4
A Quiet American
NOVEMBER 5, 1985
PORTLAND, Ore.—At exactly 6 A.M., Joe materialized in the lobby of the hotel. The night before, when he said he would drive me to the airport to catch the 6:50 A.M. flight, I demurred—too early in the morning, I said. No no no, no sweat; he even handed me his business card, writing out his home telephone number on the back of it. Shortly after the alarm woke me, at 5:40, I couldn’t resist the temptation to dial the number. Just in case ... Joe answered the phone. Told me he was on the way out the door; I mustn’t worry.
He was driving a white Mercedes sports car, so I needed to put several of my bags into his back seat. In a matter of seconds we were off, his headlights illuminating the way. He drove with the natural skill of the American who learns to drive when he is about thirteen. And Joe drove according to protocol: speed limit, plus 10 percent.
I repeated I was sorry he had had to rise so early. No problem, no problem, he said. “I always get up early. Five o’clock, as a rule.” Of course I asked why, and he replied that he jogged. “Every morning?” “Pretty much every morning.” He paused, and then said that he was going to try out for the Hawaiian marathon next summer. I said I had heard that it was awfully tough, awfully competitive ; didn’t it go for twenty-five miles or something like that? Yes, he said-twenty-six miles, actually. “But I figure at forty-two I’d better try now, or else I’m not going to do it ever.”
He went on: “I came back from the Army in 1967. Vietnam. I was a platoon leader in the infantry there. When I got back here to Portland, I took a job as a carpenter.”
Had he known the trade—carpentry—before the war?
No. He was sort of handy at fixing things, he said, because he had grown up on a farm, with his twelve brothers and sisters. “I figured it this way, when I got out of the Army, that I was worth twenty dollars an hour. But all they paid me at the construction company where I went to work was two-fifty per hour. So I figured I would have to earn the equivalent of seventeen-fifty per hour more by picking things up. I got to work early, left late, studied the blueprints, figured out how blueprints corresponded with the work done, and after about a year I started my own construction company. It was tough, but after Vietnam, where I got shot at just about every day, everything was ...”
“Absorbable?”
“Yes. Absorbable.”
After a few years, he said, he was doing well. Very, very well. But, he said, he thought he saw it coming. High interest rates discouraged house builders. “So I figured I’d sell my business, and I did, that was in 1978. Sold it just about in time.”

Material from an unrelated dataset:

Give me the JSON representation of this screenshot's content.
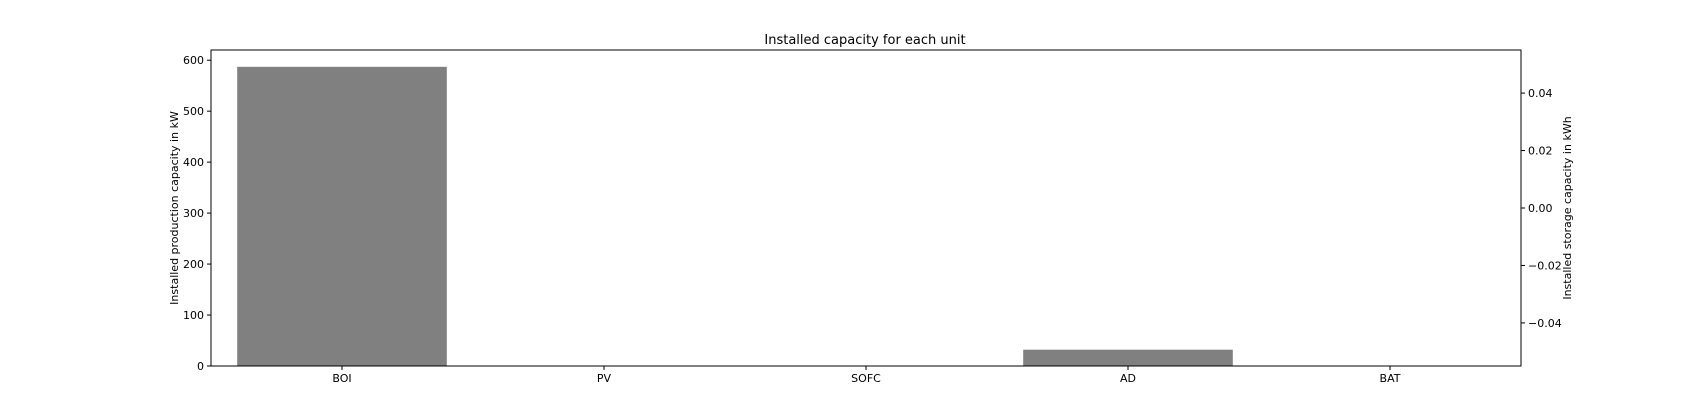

Well, what did he do then? “I figured I had a lot to learn about America, so I took a year or so and drove around the country. Learned a lot. A whole lot. And then one day somebody asked me to play volleyball, and I swear, I just fell in love with the game.”
Volleyball courts, he explained, require the right kind of insulation, so that the balls will bounce as they should. He pondered existing procedures for building those walls and figured they were pretty old-fashioned. So he sat down and figured out a way to piece together little squares or diamonds or whatever that, at far lower cost, bring about the desired effect. “It’s great. So now I manufacture the insides of volleyball courts. As a matter of fact, most of my work is in some way exercise-oriented these days. I guess that’s where I got the idea of jogging, and keeping fit.”
“You must feel wonderful, doing all that physical work. How many hours a day do you run?” Two hours. Did he use a Walkman? He smiled, true pleasure on his face brightened by the headlights coming the other way. “I certainly do. It keeps my mind occupied.”
I asked if the airport was as frequently socked in by early morning fog as I had heard, and he said yes, but if it was that bad that morning, he would simply drive me on to Seattle for my connection. “Nothing to it, a hundred and fifty miles, that’s all. What are your favorite books?” he asked me. I told him I liked this and that.
“You know who I like to read?” he said. “I like to read Emerson. Ralph Waldo Emerson. I read him every six months.”
Ralph Waldo Emerson would be pleased if he knew Joe Hollman was reading him. We arrived at the airport, and I felt like Antaeus. I had just touched earth, and it’s a fine feeling.